Leur (Procès) . - La Dlle Cousin mourut à la fin de cette année ou au début de la suivante (1740).
Pendant que la pauvre Dlle Payen fatique les gens par ses requêtes et d'épuise en raisons bonnes ou mauvaises, Messieurs les Curés (du Luot, Sainte-Pience et Chavoy) envoient à Mgr l'Evêque d'Avranches, une requête collective, demandant ... que la maison soit vidée et cédée à Dlle Ledionnois, nommée institutrice par M. le Curé du Luot. Portant leurs vues plus loin, ils partagent entre eux la dépouille de cette fille vivante, la Dlle Payen, se faisant assigner sur sa rente de 75 francs, savoir : 50 fr. au curé de Sainte-Pience et 25 fr. au curé de Chavoy, chacun pour leur école ; autant de choses de Sa Grandeur les justifie tous les deux (requête du 4 juillet 1942.
Après cet exposé fidèlement extrait de la procédure, l'abbé Leduc proteste contre la mise en vente de l'ancienne école des filles par les maîtres du Luot et de Sainte-Pience, s'appuyant sur le fait que les curés de Sainte-Pience et de Chavoy se trouvaient exlus par l'acte du 4 juillet 1742, qu'ils n'avaient jamais paru dans aucun acte concernant cette maison, que la maison a été bâtie dans un pré faisant partie du bénéfice de la cure du Luot, et que l'inscription avait été rédigée sur la seule initiative de la Dlle Cousin.

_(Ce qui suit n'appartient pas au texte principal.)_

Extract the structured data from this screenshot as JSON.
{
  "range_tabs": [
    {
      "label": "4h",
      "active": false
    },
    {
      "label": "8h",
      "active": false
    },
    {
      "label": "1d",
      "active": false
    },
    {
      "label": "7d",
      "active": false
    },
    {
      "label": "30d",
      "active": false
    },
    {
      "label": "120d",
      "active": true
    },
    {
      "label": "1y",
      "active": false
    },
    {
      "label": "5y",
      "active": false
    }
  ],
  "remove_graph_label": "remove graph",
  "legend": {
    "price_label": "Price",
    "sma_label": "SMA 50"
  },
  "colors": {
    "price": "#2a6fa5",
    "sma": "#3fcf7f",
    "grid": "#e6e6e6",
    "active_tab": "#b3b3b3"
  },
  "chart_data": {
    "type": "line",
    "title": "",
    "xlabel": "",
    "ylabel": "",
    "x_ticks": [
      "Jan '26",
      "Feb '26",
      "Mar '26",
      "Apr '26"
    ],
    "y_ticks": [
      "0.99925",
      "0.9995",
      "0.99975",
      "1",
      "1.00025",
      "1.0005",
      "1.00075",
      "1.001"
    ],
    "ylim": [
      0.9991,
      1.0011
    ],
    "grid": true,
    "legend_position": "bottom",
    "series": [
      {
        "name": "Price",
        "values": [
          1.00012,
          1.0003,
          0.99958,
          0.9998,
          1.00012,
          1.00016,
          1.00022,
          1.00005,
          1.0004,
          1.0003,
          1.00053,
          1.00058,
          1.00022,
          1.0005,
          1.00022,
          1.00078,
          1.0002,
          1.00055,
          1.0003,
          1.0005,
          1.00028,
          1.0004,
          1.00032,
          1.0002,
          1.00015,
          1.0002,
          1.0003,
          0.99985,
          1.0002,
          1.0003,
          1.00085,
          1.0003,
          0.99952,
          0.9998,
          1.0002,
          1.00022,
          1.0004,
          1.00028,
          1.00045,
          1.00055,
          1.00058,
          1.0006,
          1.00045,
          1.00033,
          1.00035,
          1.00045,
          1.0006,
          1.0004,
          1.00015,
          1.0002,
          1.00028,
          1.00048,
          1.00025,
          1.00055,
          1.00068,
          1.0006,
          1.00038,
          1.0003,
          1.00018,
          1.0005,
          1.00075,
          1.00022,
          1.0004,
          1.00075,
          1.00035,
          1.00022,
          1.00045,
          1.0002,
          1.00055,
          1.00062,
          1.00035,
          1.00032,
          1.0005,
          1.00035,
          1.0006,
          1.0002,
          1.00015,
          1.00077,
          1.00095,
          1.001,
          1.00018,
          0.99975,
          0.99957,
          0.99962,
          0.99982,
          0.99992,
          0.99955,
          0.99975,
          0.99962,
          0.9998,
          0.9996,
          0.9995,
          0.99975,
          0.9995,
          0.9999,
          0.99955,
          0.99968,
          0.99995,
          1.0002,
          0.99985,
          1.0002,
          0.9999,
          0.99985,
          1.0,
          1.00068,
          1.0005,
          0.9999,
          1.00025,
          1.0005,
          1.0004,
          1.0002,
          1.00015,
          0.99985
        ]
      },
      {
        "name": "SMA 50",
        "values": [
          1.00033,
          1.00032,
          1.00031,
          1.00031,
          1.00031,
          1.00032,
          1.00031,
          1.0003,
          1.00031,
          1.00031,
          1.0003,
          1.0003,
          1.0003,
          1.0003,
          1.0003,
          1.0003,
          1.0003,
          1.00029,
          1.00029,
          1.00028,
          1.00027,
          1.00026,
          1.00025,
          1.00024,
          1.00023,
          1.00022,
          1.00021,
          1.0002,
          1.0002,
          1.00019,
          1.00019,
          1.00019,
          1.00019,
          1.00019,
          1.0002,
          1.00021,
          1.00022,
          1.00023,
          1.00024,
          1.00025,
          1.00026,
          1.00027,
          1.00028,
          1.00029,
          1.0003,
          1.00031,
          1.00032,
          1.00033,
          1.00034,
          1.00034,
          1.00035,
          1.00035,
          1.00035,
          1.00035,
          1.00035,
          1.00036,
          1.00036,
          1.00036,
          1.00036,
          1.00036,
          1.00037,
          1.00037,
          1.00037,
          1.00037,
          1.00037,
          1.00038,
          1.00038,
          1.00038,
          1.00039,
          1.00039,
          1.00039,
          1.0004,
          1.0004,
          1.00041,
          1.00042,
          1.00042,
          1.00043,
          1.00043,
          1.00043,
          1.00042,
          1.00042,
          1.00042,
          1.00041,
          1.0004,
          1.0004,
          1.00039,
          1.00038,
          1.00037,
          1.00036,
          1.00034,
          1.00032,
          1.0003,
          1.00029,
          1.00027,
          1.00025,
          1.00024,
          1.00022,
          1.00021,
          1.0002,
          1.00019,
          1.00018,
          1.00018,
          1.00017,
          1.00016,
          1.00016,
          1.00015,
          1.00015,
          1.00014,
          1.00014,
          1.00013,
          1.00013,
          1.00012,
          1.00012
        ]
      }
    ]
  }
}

Il est vraisemblable qu'étant donné sa situation, elle fut fréquentée par les filles de Sainte-Pience, dont le bourg était à peu de distance, et probablement par celles qui habitaient les villages de Chavoy les plus rapprochés. La clause imposée à Claude Lebonnois en 1740 de ne recevoir dans son école que les seules filles du Luot, ne paraît pas avoir été rigoureusement appliquée.
En effet, si dans sa délibération de mai 1809, la Municipalité de Chavoy reconnaît qu'elle n'a aucun droit sur la maison d'école, et, en conséquence, qu'elle n'a pas à participer aux frais d'entretien, il ne s'en suit pas qu'elle interdise aux filles de la commune, qui le peuvent, de la fréquenter.
Au contraire, la commune de Sainte-Pience, en consentant à prendre en charge la réfection de l'un des pans de la couverture, prouve qu'un certain nombre de ses filles se rendaient à l'école du Luot.
Toutefois, ces deux paroisses avaient en 1764 l'une et l'autre une maîtresse d'école,qui, peut-être instruisaient à la fois filles et garçons : Dlle Gillette Carnet à Sainte-Pience et Dlle Gilles à Chavoy (Ecole fondée en 1748).